The code below emulates "restrict", the function argument attribute that indicates the ranges of the pointers do not overlap. It explains its limitations:

struct Aligned {
    alignas(1024) double d;

using u = unsigned;
constexpr u count = 1 << 10;
using ul = unsigned long;

void max(double *r, const double *left, const double *right) {
    for(int i = 0; i < count; ++i ) {
        r[i] = left[i] < right[i] ? right[i] : left[i];
// The following code shows it is currently possible
// for Clang to deduce overlapping does not occur
// However, other rules of the standard language
// prevents programmers from using a generalization
// of the idiom shown below
// The idiom is very brittle,
// it relies on Clang realizing that
// count <= count + long(o1)
// count <= count + long(o2)
// because o1, o2 are 32 bit numbers
// thus, it is barely able to prove
// count <= (left - r)
// and count <= (right - left)
// that is, there is no overlap.
// We don't need "restrict", what we need are
// ways to tell the compiler general assertions
void max(Aligned *a, u o1, u o2) {
    auto r = &a->d;
    auto left = r + (count + long(o1));
    auto right = left + (count + long(o2));
    max(r, left, right);

#include <assert.h>

// one annoyance with the current standard:
void call_max(double *r, double *s1, double *s2) {
    // suppose the program makes it so that these
    // assertions are always true here
    assert(count <= (s1 - r));
    assert((s1 - r) < (1 << 32));
    assert(count <= (s2 - s1));
    assert((s2 - s2) < (1 << 32));
    // and all of them are aligned to at least 1024
    auto diff1 = (s1 - r);
    auto diff2 = (s2 - s1);
        reinterpret_cast<Aligned *>(r), //<- undefined behavior
            // there is no way to say
            // "I know what I am doing, you can now treat r as an Aligned *
            // This is a case in which the type system forces rules
            // on the programmers without recourse, not the C++ way
            // that otherwise let's you hurt yourself with all sorts
            // of "nuclear powered foot machine guns"

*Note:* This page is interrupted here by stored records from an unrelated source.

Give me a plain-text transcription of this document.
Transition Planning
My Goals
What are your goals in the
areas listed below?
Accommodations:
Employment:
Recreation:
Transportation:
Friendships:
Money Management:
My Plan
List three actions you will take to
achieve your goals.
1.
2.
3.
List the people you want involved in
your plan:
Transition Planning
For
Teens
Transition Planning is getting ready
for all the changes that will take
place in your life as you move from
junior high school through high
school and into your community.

For that code, Clang is able to leverage that the ranges do not overlap to enable vectorization, if allowed to work on AVX512, it is able to operate on 8 double at a time see code in the Compiler Explorer.

For brevity, let us look at "call_max":

call_max(double*, double*, double*): # @call_max(double*, double*, double*)
  sub rdx, rsi
  sub rsi, rdi
  shr rdx, 3
  movabs rax, 34359738360
  and rax, rsi
  add rax, rdi
  add rax, 8192
  mov ecx, edx
  xor edx, edx
.LBB2_1: # =>This Inner Loop Header: Depth=1
  vmovupd zmm0, zmmword ptr [rax + 8*rcx + 8192]
  vmaxpd zmm0, zmm0, zmmword ptr [rax]
  vmovupd zmmword ptr [rdi + 8*rdx], zmm0
  add rdx, 8
  add rax, 64
  cmp rdx, 1024
  jne .LBB2_1

There is only one conditional, to loop back.